These are heady days. For Kiwi cricket fans, these may be the days of miracle and wonder that Newark opening batsman Paul Simon wrote about in The Boy in the Bubble.
They arrived right on time too: the halcyon days of yore traditionally begin in mid-December, when the European kingfisher boards its floating nest on the Aegean Sea.
In December Kane Williamson's New Zealand team were polishing off the nicknameless Pakistan in a one-day series in the UAE. Since then he's handed the reins back to the huge forearms of Brendon McCullum and we've clobbered Sri Lanka, Pakistan, Scotland, England, Australia, Afghanistan and Bangladesh.
The wins, coupled with the blistering attack-minded approach, have been the catalyst for the nation to become intoxicated with this team. It feels as if it has been a long time between drinks, especially at home.
How long? We founded the Beige Brigade last century and this is now uncharted territory in terms of the proliferation of widespread, optimistic support. (Tragically, the Beige Brigade's debut in 1999 coincided with a lost ODI home series to the men with the soapstone bird on their breast - Zimbabwe. If that was the nadir, we dare to dream that the zenith approaches.)
These days, everywhere the New Zealand team go they see the smiles and they hear: "Well done yesterday, guys" and "You bloody rippers!" and "Congratulations - keep going ... "
The Hesson/McCullum edition of the team is squeaky clean too - there are no distractions. We're talking about their cricketing feats, not their pub escapades or social media pugilism. The most interesting thing that has happened to the men in black hats is a bout of dysentery and a sore shoulder. And if things have the faintest whiff of a pre-fight fiasco, the cold-blooded, deadpan librarianism of Daniel Vettori is wheeled out to quench the media flames.
Of course, there have been memorable and galvanising moments over the past 16 years. On foreign soil the momentous series-levelling heart-stopper in Hobart in 2011 is hard to beat, and Shane Bond's destruction of Australia on their national day at Adelaide in 2002 made cricket lovers run hysterically on to the streets in their underpants. Effigies would have been burned in excitement, had they been available.
At home, indelibly etched memories include McCullum slashing Zaheer Khan wide of gully to move to 302, as his old man Stu clapped at the Basin, accompanied by thousands of Wellingtonians. This was a moment where cricket enchanted and the nation, if only for half an hour, watched one man.
But on home soil, team-focused optimism is a rare beast indeed.
Maybe only two cricketing occasions have truly reverberated well outside the boundaries of the nation's cricketing population.

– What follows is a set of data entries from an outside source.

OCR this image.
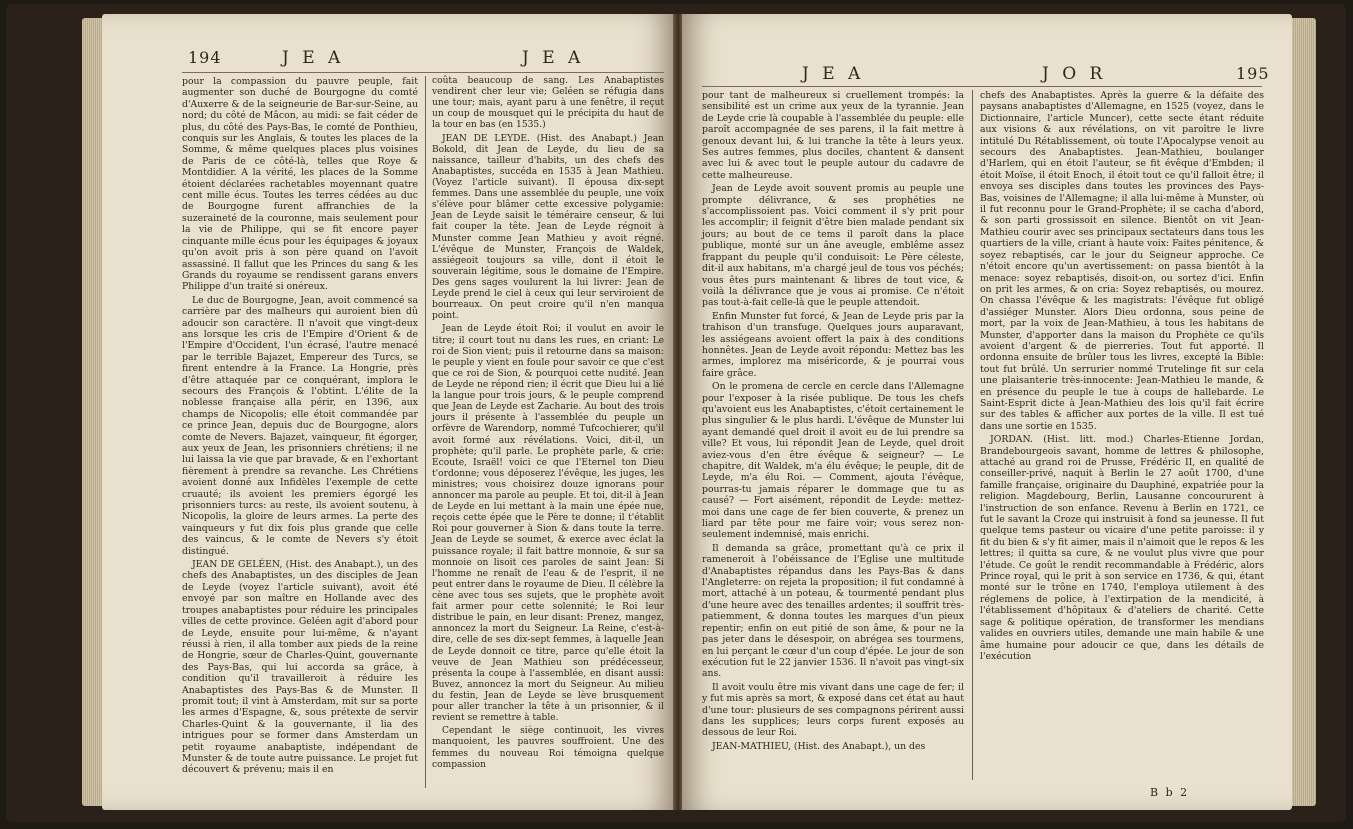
194	J E A	J E A

pour la compassion du pauvre peuple, fait augmenter son duché de Bourgogne du comté d'Auxerre & de la seigneurie de Bar-sur-Seine, au nord; du côté de Mâcon, au midi: se fait céder de plus, du côté des Pays-Bas, le comté de Ponthieu, conquis sur les Anglais, & toutes les places de la Somme, & même quelques places plus voisines de Paris de ce côté-là, telles que Roye & Montdidier. A la vérité, les places de la Somme étoient déclarées rachetables moyennant quatre cent mille écus. Toutes les terres cédées au duc de Bourgogne furent affranchies de la suzeraineté de la couronne, mais seulement pour la vie de Philippe, qui se fit encore payer cinquante mille écus pour les équipages & joyaux qu'on avoit pris à son père quand on l'avoit assassiné. Il fallut que les Princes du sang & les Grands du royaume se rendissent garans envers Philippe d'un traité si onéreux.

Le duc de Bourgogne, Jean, avoit commencé sa carrière par des malheurs qui auroient bien dû adoucir son caractère. Il n'avoit que vingt-deux ans lorsque les cris de l'Empire d'Orient & de l'Empire d'Occident, l'un écrasé, l'autre menacé par le terrible Bajazet, Empereur des Turcs, se firent entendre à la France. La Hongrie, près d'être attaquée par ce conquérant, implora le secours des François & l'obtint. L'élite de la noblesse française alla périr, en 1396, aux champs de Nicopolis; elle étoit commandée par ce prince Jean, depuis duc de Bourgogne, alors comte de Nevers. Bajazet, vainqueur, fit égorger, aux yeux de Jean, les prisonniers chrétiens; il ne lui laissa la vie que par bravade, & en l'exhortant fièrement à prendre sa revanche. Les Chrétiens avoient donné aux Infidèles l'exemple de cette cruauté; ils avoient les premiers égorgé les prisonniers turcs: au reste, ils avoient soutenu, à Nicopolis, la gloire de leurs armes. La perte des vainqueurs y fut dix fois plus grande que celle des vaincus, & le comte de Nevers s'y étoit distingué.

JEAN DE GELÉEN, (Hist. des Anabapt.), un des chefs des Anabaptistes, un des disciples de Jean de Leyde (voyez l'article suivant), avoit été envoyé par son maître en Hollande avec des troupes anabaptistes pour réduire les principales villes de cette province. Geléen agit d'abord pour de Leyde, ensuite pour lui-même, & n'ayant réussi à rien, il alla tomber aux pieds de la reine de Hongrie, sœur de Charles-Quint, gouvernante des Pays-Bas, qui lui accorda sa grâce, à condition qu'il travailleroit à réduire les Anabaptistes des Pays-Bas & de Munster. Il promit tout; il vint à Amsterdam, mit sur sa porte les armes d'Espagne, &, sous prétexte de servir Charles-Quint & la gouvernante, il lia des intrigues pour se former dans Amsterdam un petit royaume anabaptiste, indépendant de Munster & de toute autre puissance. Le projet fut découvert & prévenu; mais il en

coûta beaucoup de sang. Les Anabaptistes vendirent cher leur vie; Geléen se réfugia dans une tour; mais, ayant paru à une fenêtre, il reçut un coup de mousquet qui le précipita du haut de la tour en bas (en 1535.)

JEAN DE LEYDE. (Hist. des Anabapt.) Jean Bokold, dit Jean de Leyde, du lieu de sa naissance, tailleur d'habits, un des chefs des Anabaptistes, succéda en 1535 à Jean Mathieu. (Voyez l'article suivant). Il épousa dix-sept femmes. Dans une assemblée du peuple, une voix s'élève pour blâmer cette excessive polygamie: Jean de Leyde saisit le téméraire censeur, & lui fait couper la tête. Jean de Leyde régnoit à Munster comme Jean Mathieu y avoit régné. L'évêque de Munster, François de Waldek, assiégeoit toujours sa ville, dont il étoit le souverain légitime, sous le domaine de l'Empire. Des gens sages voulurent la lui livrer: Jean de Leyde prend le ciel à ceux qui leur serviroient de bourreaux. On peut croire qu'il n'en manqua point.

Jean de Leyde étoit Roi; il voulut en avoir le titre; il court tout nu dans les rues, en criant: Le roi de Sion vient; puis il retourne dans sa maison: le peuple y vient en foule pour savoir ce que c'est que ce roi de Sion, & pourquoi cette nudité. Jean de Leyde ne répond rien; il écrit que Dieu lui a lié la langue pour trois jours, & le peuple comprend que Jean de Leyde est Zacharie. Au bout des trois jours il présente à l'assemblée du peuple un orfèvre de Warendorp, nommé Tufcochierer, qu'il avoit formé aux révélations. Voici, dit-il, un prophète; qu'il parle. Le prophète parle, & crie: Ecoute, Israël! voici ce que l'Eternel ton Dieu t'ordonne; vous déposerez l'évêque, les juges, les ministres; vous choisirez douze ignorans pour annoncer ma parole au peuple. Et toi, dit-il à Jean de Leyde en lui mettant à la main une épée nue, reçois cette épée que le Père te donne; il t'établit Roi pour gouverner à Sion & dans toute la terre. Jean de Leyde se soumet, & exerce avec éclat la puissance royale; il fait battre monnoie, & sur sa monnoie on lisoit ces paroles de saint Jean: Si l'homme ne renaît de l'eau & de l'esprit, il ne peut entrer dans le royaume de Dieu. Il célèbre la cène avec tous ses sujets, que le prophète avoit fait armer pour cette solennité; le Roi leur distribue le pain, en leur disant: Prenez, mangez, annoncez la mort du Seigneur. La Reine, c'est-à-dire, celle de ses dix-sept femmes, à laquelle Jean de Leyde donnoit ce titre, parce qu'elle étoit la veuve de Jean Mathieu son prédécesseur, présenta la coupe à l'assemblée, en disant aussi: Buvez, annoncez la mort du Seigneur. Au milieu du festin, Jean de Leyde se lève brusquement pour aller trancher la tête à un prisonnier, & il revient se remettre à table.

Cependant le siège continuoit, les vivres manquoient, les pauvres souffroient. Une des femmes du nouveau Roi témoigna quelque compassion

J E A	J O R	195

pour tant de malheureux si cruellement trompés: la sensibilité est un crime aux yeux de la tyrannie. Jean de Leyde crie là coupable à l'assemblée du peuple: elle paroît accompagnée de ses parens, il la fait mettre à genoux devant lui, & lui tranche la tête à leurs yeux. Ses autres femmes, plus dociles, chantent & dansent avec lui & avec tout le peuple autour du cadavre de cette malheureuse.

Jean de Leyde avoit souvent promis au peuple une prompte délivrance, & ses prophéties ne s'accomplissoient pas. Voici comment il s'y prit pour les accomplir; il feignit d'être bien malade pendant six jours; au bout de ce tems il paroît dans la place publique, monté sur un âne aveugle, emblême assez frappant du peuple qu'il conduisoit: Le Père céleste, dit-il aux habitans, m'a chargé jeul de tous vos péchés; vous êtes purs maintenant & libres de tout vice, & voilà la délivrance que je vous ai promise. Ce n'étoit pas tout-à-fait celle-là que le peuple attendoit.

Enfin Munster fut forcé, & Jean de Leyde pris par la trahison d'un transfuge. Quelques jours auparavant, les assiégeans avoient offert la paix à des conditions honnêtes. Jean de Leyde avoit répondu: Mettez bas les armes, implorez ma miséricorde, & je pourrai vous faire grâce.

On le promena de cercle en cercle dans l'Allemagne pour l'exposer à la risée publique. De tous les chefs qu'avoient eus les Anabaptistes, c'étoit certainement le plus singulier & le plus hardi. L'évêque de Munster lui ayant demandé quel droit il avoit eu de lui prendre sa ville? Et vous, lui répondit Jean de Leyde, quel droit aviez-vous d'en être évêque & seigneur? — Le chapitre, dit Waldek, m'a élu évêque; le peuple, dit de Leyde, m'a élu Roi. — Comment, ajouta l'évêque, pourras-tu jamais réparer le dommage que tu as causé? — Fort aisément, répondit de Leyde: mettez-moi dans une cage de fer bien couverte, & prenez un liard par tête pour me faire voir; vous serez non-seulement indemnisé, mais enrichi.

Il demanda sa grâce, promettant qu'à ce prix il rameneroit à l'obéissance de l'Eglise une multitude d'Anabaptistes répandus dans les Pays-Bas & dans l'Angleterre: on rejeta la proposition; il fut condamné à mort, attaché à un poteau, & tourmenté pendant plus d'une heure avec des tenailles ardentes; il souffrit très-patiemment, & donna toutes les marques d'un pieux repentir; enfin on eut pitié de son âme, & pour ne la pas jeter dans le désespoir, on abrégea ses tourmens, en lui perçant le cœur d'un coup d'épée. Le jour de son exécution fut le 22 janvier 1536. Il n'avoit pas vingt-six ans.

Il avoit voulu être mis vivant dans une cage de fer; il y fut mis après sa mort, & exposé dans cet état au haut d'une tour: plusieurs de ses compagnons périrent aussi dans les supplices; leurs corps furent exposés au dessous de leur Roi.

JEAN-MATHIEU, (Hist. des Anabapt.), un des

chefs des Anabaptistes. Après la guerre & la défaite des paysans anabaptistes d'Allemagne, en 1525 (voyez, dans le Dictionnaire, l'article Muncer), cette secte étant réduite aux visions & aux révélations, on vit paroître le livre intitulé Du Rétablissement, où toute l'Apocalypse venoit au secours des Anabaptistes. Jean-Mathieu, boulanger d'Harlem, qui en étoit l'auteur, se fit évêque d'Embden; il étoit Moïse, il étoit Enoch, il étoit tout ce qu'il falloit être; il envoya ses disciples dans toutes les provinces des Pays-Bas, voisines de l'Allemagne; il alla lui-même à Munster, où il fut reconnu pour le Grand-Prophète; il se cacha d'abord, & son parti grossissoit en silence. Bientôt on vit Jean-Mathieu courir avec ses principaux sectateurs dans tous les quartiers de la ville, criant à haute voix: Faites pénitence, & soyez rebaptisés, car le jour du Seigneur approche. Ce n'étoit encore qu'un avertissement: on passa bientôt à la menace: soyez rebaptisés, disoit-on, ou sortez d'ici. Enfin on prit les armes, & on cria: Soyez rebaptisés, ou mourez. On chassa l'évêque & les magistrats: l'évêque fut obligé d'assiéger Munster. Alors Dieu ordonna, sous peine de mort, par la voix de Jean-Mathieu, à tous les habitans de Munster, d'apporter dans la maison du Prophète ce qu'ils avoient d'argent & de pierreries. Tout fut apporté. Il ordonna ensuite de brûler tous les livres, excepté la Bible: tout fut brûlé. Un serrurier nommé Trutelinge fit sur cela une plaisanterie très-innocente: Jean-Mathieu le mande, & en présence du peuple le tue à coups de hallebarde. Le Saint-Esprit dicte à Jean-Mathieu des lois qu'il fait écrire sur des tables & afficher aux portes de la ville. Il est tué dans une sortie en 1535.

JORDAN. (Hist. litt. mod.) Charles-Etienne Jordan, Brandebourgeois savant, homme de lettres & philosophe, attaché au grand roi de Prusse, Frédéric II, en qualité de conseiller-privé, naquit à Berlin le 27 août 1700, d'une famille française, originaire du Dauphiné, expatriée pour la religion. Magdebourg, Berlin, Lausanne concoururent à l'instruction de son enfance. Revenu à Berlin en 1721, ce fut le savant la Croze qui instruisit à fond sa jeunesse. Il fut quelque tems pasteur ou vicaire d'une petite paroisse: il y fit du bien & s'y fit aimer, mais il n'aimoit que le repos & les lettres; il quitta sa cure, & ne voulut plus vivre que pour l'étude. Ce goût le rendit recommandable à Frédéric, alors Prince royal, qui le prit à son service en 1736, & qui, étant monté sur le trône en 1740, l'employa utilement à des réglemens de police, à l'extirpation de la mendicité, à l'établissement d'hôpitaux & d'ateliers de charité. Cette sage & politique opération, de transformer les mendians valides en ouvriers utiles, demande une main habile & une âme humaine pour adoucir ce que, dans les détails de l'exécution

B b 2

I was in my orange cardigan and Stubbies when the ignominious underarm rolled out. The Chappell brothers' disgraceful performance put New Zealand cricket on the map, as Richie Benaud denounced the act: "It was. One of the worst things. I have. Ever seen. Done. On a cricket field."
And the second was that glorious record-breaking run of shock and awe in 1992, unravelled by a portly Pakistani from Multan who didn't care for the script of our fairytale.
As we imbibe from the fountain of cricketing goodness, it's worth remembering that six in a row is not even an unprecedented unbeaten streak of Cricket World Cup victories for New Zealand.
The 1992 team hold that record, their spanking of Australia sparking seven straight wins that finished with a Jones/Crowe masterclass pantsing of England at the Basin Reserve.
Another sobering thought is that we've had last-start losses against two teams at this World Cup: West Indies and South Africa. Both loom large in the 2015 Kiwi World Cup bubble.